How to Paint Pressure-Treated Wood Fencing

Painting the fence in your yard is an easy, albeit repetitive task that can improve the appearance of your home's exterior.

Many fences are built using pressure-treated lumber, which is wood that is placed into a sealed chamber where chemicals that will preserve the wood are forced into the wood through pressure and vacuum. The addition of chemicals to the wood means that it has to be handled differently than non-treated would, not only from the painting or staining aspect, but also from a safety standpoint.

  1. If your fence is new, apply a preservative designed for freshly pressure-treated wood. Wait two to three months before painting to allow the wood to dry, and doing so will give you a better finish. Check for any boards that are damaged, and replace them if necessary. If your fence has been around for a while, skip to Step 2.

  2. Prepare your fence for painting by washing off any accumulated dirt and debris, such as cobwebs. Sand down any rough spots, and remove any paint that is chipping or peeling.

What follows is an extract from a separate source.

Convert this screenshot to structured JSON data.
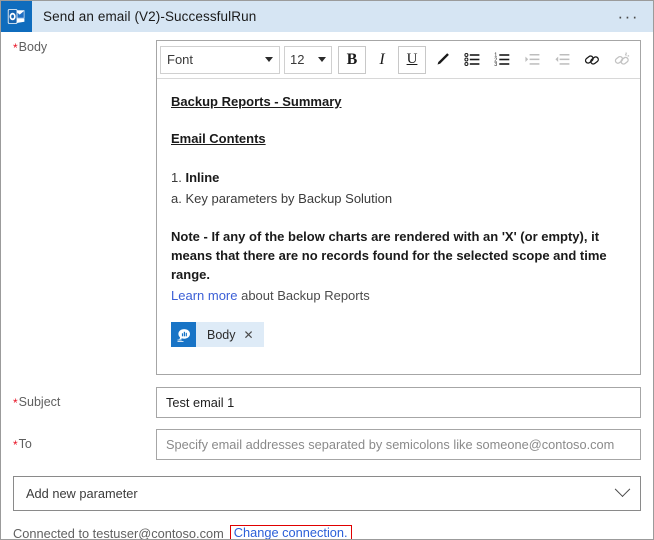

  3. Work on one section of the fence at a time. If staining, use stain designed for use on pressure-treated wood. If using paint, apply two coats of acrylic latex primer, followed by a coat of exterior all-acrylic latex house paint. Buy primer and paint that is designed for use on pressure-treated wood.

  4. Paint one board at a time, starting on the top edge and painting down the front of the board and one side edge. Repeat this step until every section is completed, then go back to the first section and paint the back of the board and the unpainted side edge. Do this in every section until the entire fence is done. Use the 4-inch brush for most of the painting, and use the 1-inch brush for touching up spots that the 4-inch brush misses (like the areas where the boards are nailed together).

  5. Tip

    Make sure you give the wood the proper amount of time to dry before you stain or paint it. If there's too much moisture in the wood, the paint or stain cannot be applied properly, and the finish won't be as good as if the wood was properly dried.


    Because of the hazards of the chemicals, such as arsenic, in the pressure-treated wood, avoid contact with your bare skin. Wear gloves when handling the wood, and use safety goggles and a mask when sanding or sawing pressure-treated wood. Wash any areas of bare skin that have been exposed to it with soap and water.